On his next call, Andre was shouting. “Clancy, send Tim next door for Paddy and Pearl! You’ve got incoming.”

Incoming?
Andre didn’t talk about his military career much, but I’d seen him crash through locked doors with automatic weapons in hand. Even though I didn’t know what to expect, I jumped when he hit commando mode. And if Andre thought it was safe for Tim to run next door, fine. I couldn’t imagine what crazy Paddy or doddering Pearl could do to help.

By the time I finally heard sirens, it had been more than three hours since we’d first seen the cloud.

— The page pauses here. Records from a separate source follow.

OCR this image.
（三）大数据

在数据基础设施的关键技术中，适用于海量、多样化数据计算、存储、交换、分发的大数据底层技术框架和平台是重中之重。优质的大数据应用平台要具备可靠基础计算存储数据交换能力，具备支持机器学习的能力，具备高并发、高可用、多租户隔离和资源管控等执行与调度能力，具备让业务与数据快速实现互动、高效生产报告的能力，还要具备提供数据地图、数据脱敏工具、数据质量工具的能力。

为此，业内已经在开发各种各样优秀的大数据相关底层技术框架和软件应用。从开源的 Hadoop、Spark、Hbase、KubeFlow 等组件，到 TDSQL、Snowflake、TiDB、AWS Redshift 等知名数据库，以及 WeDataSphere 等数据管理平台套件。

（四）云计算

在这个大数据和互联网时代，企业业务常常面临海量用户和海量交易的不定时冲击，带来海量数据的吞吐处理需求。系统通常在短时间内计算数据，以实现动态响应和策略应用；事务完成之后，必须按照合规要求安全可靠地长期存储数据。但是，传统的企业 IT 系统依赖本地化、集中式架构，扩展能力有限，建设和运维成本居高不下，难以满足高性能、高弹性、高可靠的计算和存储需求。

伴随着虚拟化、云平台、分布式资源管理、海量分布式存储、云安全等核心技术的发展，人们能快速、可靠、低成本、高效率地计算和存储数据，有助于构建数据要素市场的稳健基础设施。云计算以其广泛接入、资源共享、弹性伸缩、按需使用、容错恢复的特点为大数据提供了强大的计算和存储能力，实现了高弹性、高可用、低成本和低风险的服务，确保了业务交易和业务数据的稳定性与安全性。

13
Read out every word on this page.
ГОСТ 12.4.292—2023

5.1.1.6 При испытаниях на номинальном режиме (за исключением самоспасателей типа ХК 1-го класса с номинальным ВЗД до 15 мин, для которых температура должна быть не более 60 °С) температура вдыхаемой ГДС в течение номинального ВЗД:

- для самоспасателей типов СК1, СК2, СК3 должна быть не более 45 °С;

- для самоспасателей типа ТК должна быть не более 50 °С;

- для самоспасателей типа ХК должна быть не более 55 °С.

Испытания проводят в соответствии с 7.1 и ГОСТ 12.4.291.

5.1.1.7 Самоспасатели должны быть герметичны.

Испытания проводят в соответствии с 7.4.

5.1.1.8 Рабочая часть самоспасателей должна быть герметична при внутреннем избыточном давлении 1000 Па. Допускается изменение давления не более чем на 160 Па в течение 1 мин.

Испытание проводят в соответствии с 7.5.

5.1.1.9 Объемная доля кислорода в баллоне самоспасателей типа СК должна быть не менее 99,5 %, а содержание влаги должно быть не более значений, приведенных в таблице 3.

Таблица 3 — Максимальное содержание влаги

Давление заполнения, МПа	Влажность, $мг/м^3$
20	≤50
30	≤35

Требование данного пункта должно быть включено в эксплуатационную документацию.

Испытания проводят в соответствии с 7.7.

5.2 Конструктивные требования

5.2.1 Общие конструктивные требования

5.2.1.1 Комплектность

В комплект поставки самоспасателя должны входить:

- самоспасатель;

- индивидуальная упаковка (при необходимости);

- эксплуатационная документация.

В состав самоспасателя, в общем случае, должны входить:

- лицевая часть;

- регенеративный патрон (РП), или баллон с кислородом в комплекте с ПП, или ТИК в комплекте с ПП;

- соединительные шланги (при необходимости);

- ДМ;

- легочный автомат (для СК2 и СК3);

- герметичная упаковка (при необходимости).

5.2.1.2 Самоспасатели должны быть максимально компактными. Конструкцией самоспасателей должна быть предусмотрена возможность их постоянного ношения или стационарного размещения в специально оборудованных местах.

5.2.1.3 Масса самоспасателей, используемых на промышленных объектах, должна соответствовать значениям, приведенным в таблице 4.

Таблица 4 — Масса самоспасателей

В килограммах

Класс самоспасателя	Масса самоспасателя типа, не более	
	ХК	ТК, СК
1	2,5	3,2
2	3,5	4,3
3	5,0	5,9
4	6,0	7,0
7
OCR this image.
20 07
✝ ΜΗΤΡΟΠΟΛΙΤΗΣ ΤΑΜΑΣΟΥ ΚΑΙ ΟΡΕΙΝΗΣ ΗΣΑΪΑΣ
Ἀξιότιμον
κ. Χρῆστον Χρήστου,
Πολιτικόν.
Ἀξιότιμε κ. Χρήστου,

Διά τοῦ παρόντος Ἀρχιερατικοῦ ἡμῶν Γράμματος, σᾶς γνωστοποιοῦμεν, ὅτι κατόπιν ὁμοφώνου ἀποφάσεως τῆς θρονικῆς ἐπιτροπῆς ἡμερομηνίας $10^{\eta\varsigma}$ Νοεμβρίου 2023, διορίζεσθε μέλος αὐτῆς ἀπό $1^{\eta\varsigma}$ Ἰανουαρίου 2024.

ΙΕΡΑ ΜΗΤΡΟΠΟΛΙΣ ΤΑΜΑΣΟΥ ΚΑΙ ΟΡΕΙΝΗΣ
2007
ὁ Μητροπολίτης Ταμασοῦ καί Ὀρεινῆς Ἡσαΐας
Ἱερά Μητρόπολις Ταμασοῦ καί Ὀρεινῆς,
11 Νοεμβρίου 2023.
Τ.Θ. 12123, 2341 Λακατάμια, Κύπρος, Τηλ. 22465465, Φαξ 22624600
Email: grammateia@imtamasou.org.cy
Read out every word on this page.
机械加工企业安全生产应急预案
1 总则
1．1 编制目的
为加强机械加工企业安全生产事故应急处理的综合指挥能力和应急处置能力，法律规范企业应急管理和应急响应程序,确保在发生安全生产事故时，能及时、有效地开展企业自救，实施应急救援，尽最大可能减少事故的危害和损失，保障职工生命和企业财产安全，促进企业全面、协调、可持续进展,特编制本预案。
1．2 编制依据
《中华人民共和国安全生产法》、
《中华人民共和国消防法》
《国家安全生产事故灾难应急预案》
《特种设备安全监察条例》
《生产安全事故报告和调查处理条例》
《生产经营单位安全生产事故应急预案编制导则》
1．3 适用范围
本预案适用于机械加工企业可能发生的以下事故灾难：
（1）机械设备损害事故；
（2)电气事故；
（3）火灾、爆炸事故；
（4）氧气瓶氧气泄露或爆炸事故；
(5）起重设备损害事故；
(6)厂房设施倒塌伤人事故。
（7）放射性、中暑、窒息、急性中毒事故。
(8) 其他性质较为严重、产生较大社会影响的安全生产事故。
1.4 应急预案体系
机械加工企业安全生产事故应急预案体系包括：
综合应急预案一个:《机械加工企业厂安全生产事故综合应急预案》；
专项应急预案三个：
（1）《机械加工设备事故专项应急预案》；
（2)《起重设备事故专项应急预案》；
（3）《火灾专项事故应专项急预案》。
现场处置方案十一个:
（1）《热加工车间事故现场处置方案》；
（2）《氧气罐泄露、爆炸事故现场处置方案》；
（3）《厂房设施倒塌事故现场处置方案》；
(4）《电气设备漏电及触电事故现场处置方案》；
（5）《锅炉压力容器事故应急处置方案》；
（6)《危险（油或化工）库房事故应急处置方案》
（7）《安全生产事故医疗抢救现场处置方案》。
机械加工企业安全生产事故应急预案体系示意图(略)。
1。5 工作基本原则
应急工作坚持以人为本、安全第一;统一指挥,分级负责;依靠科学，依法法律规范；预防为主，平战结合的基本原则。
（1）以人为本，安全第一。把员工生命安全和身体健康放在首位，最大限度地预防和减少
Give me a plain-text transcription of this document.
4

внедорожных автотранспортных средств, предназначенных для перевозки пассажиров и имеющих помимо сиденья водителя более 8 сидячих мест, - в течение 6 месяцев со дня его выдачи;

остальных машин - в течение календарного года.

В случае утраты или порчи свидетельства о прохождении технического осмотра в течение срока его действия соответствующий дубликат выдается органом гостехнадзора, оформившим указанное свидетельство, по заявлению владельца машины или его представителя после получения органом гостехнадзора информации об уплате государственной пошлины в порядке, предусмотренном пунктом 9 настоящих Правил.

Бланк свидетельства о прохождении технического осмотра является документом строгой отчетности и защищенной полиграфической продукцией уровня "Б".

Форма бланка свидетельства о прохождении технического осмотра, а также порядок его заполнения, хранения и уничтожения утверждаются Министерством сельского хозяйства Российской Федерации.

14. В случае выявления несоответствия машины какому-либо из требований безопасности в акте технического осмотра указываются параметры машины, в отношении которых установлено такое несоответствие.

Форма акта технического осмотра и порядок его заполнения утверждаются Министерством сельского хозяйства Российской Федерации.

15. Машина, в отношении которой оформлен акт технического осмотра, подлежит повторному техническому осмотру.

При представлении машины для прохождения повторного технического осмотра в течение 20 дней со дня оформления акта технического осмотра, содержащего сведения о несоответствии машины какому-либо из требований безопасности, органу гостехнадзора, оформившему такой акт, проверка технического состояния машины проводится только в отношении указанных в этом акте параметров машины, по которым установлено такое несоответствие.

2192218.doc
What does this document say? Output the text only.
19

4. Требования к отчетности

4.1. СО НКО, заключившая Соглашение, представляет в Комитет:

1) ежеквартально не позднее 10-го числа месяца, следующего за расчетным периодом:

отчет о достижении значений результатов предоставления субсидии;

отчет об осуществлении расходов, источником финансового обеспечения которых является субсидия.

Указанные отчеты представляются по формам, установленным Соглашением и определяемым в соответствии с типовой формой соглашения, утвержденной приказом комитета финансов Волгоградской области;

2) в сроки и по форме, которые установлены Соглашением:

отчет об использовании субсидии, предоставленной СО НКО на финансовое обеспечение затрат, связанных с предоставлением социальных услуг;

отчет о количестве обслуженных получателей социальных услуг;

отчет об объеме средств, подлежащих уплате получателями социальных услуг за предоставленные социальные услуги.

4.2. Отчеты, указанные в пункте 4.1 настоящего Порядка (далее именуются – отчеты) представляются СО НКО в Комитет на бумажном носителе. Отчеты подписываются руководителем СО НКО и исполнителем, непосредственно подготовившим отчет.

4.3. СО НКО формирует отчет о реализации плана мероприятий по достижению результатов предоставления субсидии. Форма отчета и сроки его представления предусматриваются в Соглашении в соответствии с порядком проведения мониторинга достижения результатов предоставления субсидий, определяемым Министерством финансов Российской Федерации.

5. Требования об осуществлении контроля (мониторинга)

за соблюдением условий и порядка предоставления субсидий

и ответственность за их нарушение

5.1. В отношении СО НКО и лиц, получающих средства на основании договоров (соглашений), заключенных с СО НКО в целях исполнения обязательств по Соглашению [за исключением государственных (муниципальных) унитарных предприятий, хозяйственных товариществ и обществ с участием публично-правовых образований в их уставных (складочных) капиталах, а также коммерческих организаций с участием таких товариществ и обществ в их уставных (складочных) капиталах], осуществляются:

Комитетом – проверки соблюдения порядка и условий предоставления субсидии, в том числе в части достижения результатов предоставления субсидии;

It was
now practically covering the entire Zone, officialdom was just checking in, and Milo was fast asleep at my feet.

Propping the cell phone against my ear as Bill reported relieving Andre at the bar, I checked the corridor at the sound of pounding on a door. Emerging from the hospital room, Julius waved me away to indicate he had matters in hand.

I liked Julius, but he was a neurotic hermit and not necessarily dependable. I told Bill that the authorities were heading his way, then took a quick survey of the premises, as it had occurred to me that by
incoming
Andre likely meant new patients, not bombs or cops.

Three more cots had been set up in the room with Beauty—who hadn’t flicked an eyelid. She lay there in eerie stillness even as voices shouted from the tunnel and wheels and running feet racketed outside in the hall.

“They were pounding the stuffing out of each other, then
whap!
—just like that, they keeled over,” a sharp, curt voice said from the hallway.
Frank
. Frank was a detective because he had a talent for finding what was lost. Strange, but again, it was best not to question. Not with Frank. Not with Cora, my best friend down here, who conjured snakes. And definitely not with Sarah, who was even weirder, not to mention scarier, than me—and I’d sent my boyfriend to hell.

Life in the Zone was never boring.

I left the infirmary to watch Frank rolling a gurney carrying a frail old man. Julius tested his pulse and checked under his eyelids. I got out of their way.

The patient on the gurney wore the rough clothes
of the homeless encampment. He didn’t move a muscle or make a sound as he was unceremoniously rolled from one mattress to another. Just like Sleeping Beauty, and Nancy Rose earlier, he was stone-cold out of it, and my skin crept with uneasiness.